Structure-guided design of ultrapotent disruptive IgE inhibitors to rapidly terminate acute allergic reactions.

ABSTRACT

BACKGROUND: Anaphylaxis represents one of the most severe and fatal forms of allergic reactions. Like most other allergies, it is caused by activation of basophils and mast cells by allergen-mediated cross-linking of IgE bound to its high-affinity receptor, FcεRI, on the cell surface. The systemic release of soluble mediators induces an inflammatory cascade, rapidly causing symptoms with peak severity in minutes to hours after allergen exposure. Primary treatment for anaphylaxis consists of immediate intramuscular administration of adrenaline. OBJECTIVE: While adrenaline alleviates life-threatening symptoms of an anaphylactic reaction, there are currently no disease-modifying interventions available. We sought to develop potent and fast-acting IgE inhibitors with the potential to rapidly terminate acute allergic reactions. METHODS: Using affinity maturation by yeast display and structure-guided molecular engineering, we generated 3 optimized disruptive IgE inhibitors based on designed ankyrin repeat proteins and assessed their ability to actively remove IgE from allergic effector cells in vitro as well as in vivo in mice.
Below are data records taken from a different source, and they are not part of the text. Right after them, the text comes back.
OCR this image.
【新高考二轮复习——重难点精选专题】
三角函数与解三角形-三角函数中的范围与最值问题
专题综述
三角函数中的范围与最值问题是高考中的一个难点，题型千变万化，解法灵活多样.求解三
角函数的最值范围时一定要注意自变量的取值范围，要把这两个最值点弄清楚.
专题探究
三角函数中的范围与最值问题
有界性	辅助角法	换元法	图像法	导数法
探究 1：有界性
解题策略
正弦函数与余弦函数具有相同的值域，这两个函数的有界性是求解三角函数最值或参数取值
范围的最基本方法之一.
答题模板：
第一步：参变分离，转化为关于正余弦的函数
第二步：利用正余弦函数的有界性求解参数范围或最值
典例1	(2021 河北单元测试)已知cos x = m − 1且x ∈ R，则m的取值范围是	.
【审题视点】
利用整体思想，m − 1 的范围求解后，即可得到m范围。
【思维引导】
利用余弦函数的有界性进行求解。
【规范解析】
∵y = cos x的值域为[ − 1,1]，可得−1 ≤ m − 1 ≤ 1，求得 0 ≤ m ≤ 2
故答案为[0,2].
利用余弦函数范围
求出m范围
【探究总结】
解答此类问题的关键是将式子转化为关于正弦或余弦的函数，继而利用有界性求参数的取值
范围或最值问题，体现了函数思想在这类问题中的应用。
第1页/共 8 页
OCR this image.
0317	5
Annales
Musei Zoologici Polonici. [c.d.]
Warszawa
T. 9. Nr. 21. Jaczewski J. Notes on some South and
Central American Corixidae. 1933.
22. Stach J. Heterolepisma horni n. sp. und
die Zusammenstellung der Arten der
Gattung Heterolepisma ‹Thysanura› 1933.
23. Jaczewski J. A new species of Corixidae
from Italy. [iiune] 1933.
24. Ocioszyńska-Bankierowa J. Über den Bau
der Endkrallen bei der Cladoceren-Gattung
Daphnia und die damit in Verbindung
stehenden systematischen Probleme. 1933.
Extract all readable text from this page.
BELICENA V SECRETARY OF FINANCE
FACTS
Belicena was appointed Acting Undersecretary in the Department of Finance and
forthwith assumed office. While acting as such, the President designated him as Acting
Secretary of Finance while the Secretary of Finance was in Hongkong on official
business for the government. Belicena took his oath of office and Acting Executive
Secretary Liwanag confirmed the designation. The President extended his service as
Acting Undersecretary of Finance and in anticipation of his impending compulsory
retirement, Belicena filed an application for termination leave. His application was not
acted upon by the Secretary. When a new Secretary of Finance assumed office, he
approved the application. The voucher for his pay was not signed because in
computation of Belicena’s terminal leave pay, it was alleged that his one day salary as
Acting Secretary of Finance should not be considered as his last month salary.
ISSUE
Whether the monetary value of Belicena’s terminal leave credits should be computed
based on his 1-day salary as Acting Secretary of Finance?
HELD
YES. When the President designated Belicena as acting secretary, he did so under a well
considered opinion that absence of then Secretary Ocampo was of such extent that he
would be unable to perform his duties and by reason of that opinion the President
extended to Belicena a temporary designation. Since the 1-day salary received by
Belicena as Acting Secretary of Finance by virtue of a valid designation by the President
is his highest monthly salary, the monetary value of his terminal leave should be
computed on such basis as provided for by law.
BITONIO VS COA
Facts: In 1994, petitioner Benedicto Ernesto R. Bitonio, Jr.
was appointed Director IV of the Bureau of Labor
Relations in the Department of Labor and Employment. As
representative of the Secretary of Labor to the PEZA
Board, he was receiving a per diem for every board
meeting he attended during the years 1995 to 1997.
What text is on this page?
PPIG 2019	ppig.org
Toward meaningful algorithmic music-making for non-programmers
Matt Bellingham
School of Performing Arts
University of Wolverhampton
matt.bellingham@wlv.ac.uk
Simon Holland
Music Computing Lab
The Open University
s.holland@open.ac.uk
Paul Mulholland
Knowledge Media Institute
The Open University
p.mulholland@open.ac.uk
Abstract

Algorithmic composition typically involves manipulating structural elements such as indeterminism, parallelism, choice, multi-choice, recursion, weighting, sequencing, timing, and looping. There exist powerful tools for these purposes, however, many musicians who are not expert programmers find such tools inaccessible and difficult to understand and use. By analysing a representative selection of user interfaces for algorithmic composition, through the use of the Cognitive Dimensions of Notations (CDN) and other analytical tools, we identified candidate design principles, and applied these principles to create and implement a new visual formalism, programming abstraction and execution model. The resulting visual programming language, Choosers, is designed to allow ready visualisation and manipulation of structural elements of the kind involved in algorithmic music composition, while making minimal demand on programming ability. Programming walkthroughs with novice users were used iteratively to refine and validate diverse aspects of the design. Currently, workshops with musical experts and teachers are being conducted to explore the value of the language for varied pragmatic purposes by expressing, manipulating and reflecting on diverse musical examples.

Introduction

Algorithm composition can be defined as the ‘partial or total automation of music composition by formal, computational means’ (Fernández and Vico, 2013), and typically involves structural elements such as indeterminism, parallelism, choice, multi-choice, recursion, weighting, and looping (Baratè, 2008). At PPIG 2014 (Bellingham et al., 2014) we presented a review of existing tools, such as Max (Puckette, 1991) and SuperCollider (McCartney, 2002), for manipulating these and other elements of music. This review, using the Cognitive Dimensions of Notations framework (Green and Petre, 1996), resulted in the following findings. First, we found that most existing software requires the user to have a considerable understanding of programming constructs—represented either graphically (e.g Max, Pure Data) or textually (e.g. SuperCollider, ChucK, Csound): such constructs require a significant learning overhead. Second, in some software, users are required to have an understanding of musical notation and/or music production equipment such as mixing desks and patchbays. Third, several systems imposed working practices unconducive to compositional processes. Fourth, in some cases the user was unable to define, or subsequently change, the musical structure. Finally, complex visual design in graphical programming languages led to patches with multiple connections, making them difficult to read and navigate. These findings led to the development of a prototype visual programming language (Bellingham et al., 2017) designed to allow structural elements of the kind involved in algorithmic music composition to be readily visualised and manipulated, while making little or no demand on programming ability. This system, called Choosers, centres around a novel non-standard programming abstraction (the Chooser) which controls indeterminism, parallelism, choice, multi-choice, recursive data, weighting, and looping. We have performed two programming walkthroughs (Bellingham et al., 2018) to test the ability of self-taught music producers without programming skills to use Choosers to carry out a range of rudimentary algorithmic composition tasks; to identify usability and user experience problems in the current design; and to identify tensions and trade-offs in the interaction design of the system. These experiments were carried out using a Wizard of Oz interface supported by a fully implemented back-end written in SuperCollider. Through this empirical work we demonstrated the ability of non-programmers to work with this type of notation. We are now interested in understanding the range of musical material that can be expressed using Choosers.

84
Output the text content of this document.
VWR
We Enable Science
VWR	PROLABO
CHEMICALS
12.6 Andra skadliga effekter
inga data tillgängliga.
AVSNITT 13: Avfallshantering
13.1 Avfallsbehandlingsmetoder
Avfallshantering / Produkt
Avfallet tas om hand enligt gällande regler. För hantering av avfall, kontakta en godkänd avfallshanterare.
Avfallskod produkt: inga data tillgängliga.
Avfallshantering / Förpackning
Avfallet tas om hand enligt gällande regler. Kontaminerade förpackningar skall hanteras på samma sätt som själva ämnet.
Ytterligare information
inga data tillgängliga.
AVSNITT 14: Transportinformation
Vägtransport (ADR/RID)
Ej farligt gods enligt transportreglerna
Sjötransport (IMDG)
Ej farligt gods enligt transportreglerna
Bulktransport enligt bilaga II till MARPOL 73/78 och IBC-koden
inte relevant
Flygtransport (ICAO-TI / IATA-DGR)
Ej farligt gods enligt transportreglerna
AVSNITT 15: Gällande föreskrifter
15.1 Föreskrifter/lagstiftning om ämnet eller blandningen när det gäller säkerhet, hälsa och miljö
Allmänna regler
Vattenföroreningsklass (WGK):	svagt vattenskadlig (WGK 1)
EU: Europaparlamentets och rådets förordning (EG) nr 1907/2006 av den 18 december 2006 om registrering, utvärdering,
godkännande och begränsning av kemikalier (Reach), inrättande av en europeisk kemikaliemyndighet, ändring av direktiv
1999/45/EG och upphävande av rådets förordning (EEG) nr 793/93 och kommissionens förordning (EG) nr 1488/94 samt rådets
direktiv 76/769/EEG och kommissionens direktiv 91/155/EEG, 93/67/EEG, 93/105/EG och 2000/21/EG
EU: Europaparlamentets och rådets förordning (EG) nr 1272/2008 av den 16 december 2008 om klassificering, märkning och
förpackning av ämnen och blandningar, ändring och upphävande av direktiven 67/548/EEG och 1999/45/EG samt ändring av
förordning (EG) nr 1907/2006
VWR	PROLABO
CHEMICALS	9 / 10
RESULTS: The engineered IgE inhibitors rapidly dissociate preformed IgEFcεRI complexes, terminate IgE-mediated signaling in preactivated human blood basophils in vitro, and shut down preinitiated allergic reactions and anaphylaxis in mice in vivo. CONCLUSIONS: Fast-acting disruptive IgE inhibitors demonstrate the feasibility of developing kinetically optimized inhibitors for the treatment of anaphylaxis and the rapid desensitization of allergic individuals.